The pre-internet, pre-mass air travel world Dakar Senegal of my childhood is, along with James Cook, William Bligh, Wifred Owen, the Laughton brothers and the Sitwell trio, as dead as the dodo. Books survive – biographical and historical information, all of Owen, and some of the Dakar Senegal literary legacy is readily accessed in digital format. Like the toxic Rum Corps tradition in NSW politics, Felis cati survives, too well when feral cats kill birds and small marsupials! A replica Endeavour sails the seas, but with auxiliary diesels and electronic navigational aids. Beamy New England catboats recall some of the Dakar Senegal sailing experience. In a time more obsessed with pasta, prosciutto and prosecco than with poetry and principles, Edith Sitwell’s nephew William is a prominent food critic and writer. When the oil runs out, will old resort towns like Dakar Senegal be rejuvenated? Unlikely. Short-haul planes at least can likely be fuelled with hydrogen or plant-derived ethanol!
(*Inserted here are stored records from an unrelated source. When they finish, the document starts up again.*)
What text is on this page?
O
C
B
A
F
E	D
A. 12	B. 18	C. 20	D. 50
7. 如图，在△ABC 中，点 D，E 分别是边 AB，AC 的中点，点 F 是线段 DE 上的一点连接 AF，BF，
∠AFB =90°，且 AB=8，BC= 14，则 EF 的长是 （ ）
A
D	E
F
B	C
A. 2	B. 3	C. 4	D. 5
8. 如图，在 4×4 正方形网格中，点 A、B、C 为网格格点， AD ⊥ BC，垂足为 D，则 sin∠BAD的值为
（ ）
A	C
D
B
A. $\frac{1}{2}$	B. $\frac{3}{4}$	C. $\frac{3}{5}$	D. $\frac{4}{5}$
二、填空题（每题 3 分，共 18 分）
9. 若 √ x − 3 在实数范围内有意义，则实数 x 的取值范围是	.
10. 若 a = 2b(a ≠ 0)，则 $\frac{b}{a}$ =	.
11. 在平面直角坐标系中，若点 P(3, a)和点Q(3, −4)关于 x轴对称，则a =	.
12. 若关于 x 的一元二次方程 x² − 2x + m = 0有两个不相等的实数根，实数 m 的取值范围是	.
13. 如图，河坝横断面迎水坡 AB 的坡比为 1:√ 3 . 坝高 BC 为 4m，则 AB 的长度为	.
Map of Dakar Senegal – Where is Dakar Senegal? – Dakar Senegal Map English – Dakar Senegal Maps for Tourist Photo Gallery
Ports to new worlds
HAVING WORKED ALL MY life on infectious diseases, I’d long been aware of the Liverpool School of Tropical Medicine, though I’d never visited the north-west England city of singer Cilla Black and The Beatles. That opportunity came with an invitation to be the School’s Leverhulme lecturer. Accepting was a no-brainer – the School was flexible about the date and I’d already agreed to be in Britain (March 1999) to speak at a Royal Society colloquium on Immunological Memory and Protective Immunity (the basis of vaccination) and then give the Royal Society’s Leeuwenhoek Lecture in London, with a repeat performance in Birmingham. The fortuitous juxtaposition between the School of Tropical Medicine and Leeuwenhoek also intrigued. In the seventeenth century, draper and ‘citizen scientist’ Antonie Van Leeuwenhoek was the first to see microbes (he called them animalcules) through his simple, single lens optical microscopes, though humanity waited till the latter half of the nineteenth century before Louis Pasteur and Robert Koch established that bugs (bacteria, fungi) like those Leeuwenhoek described in murky water were the cause of infections in us.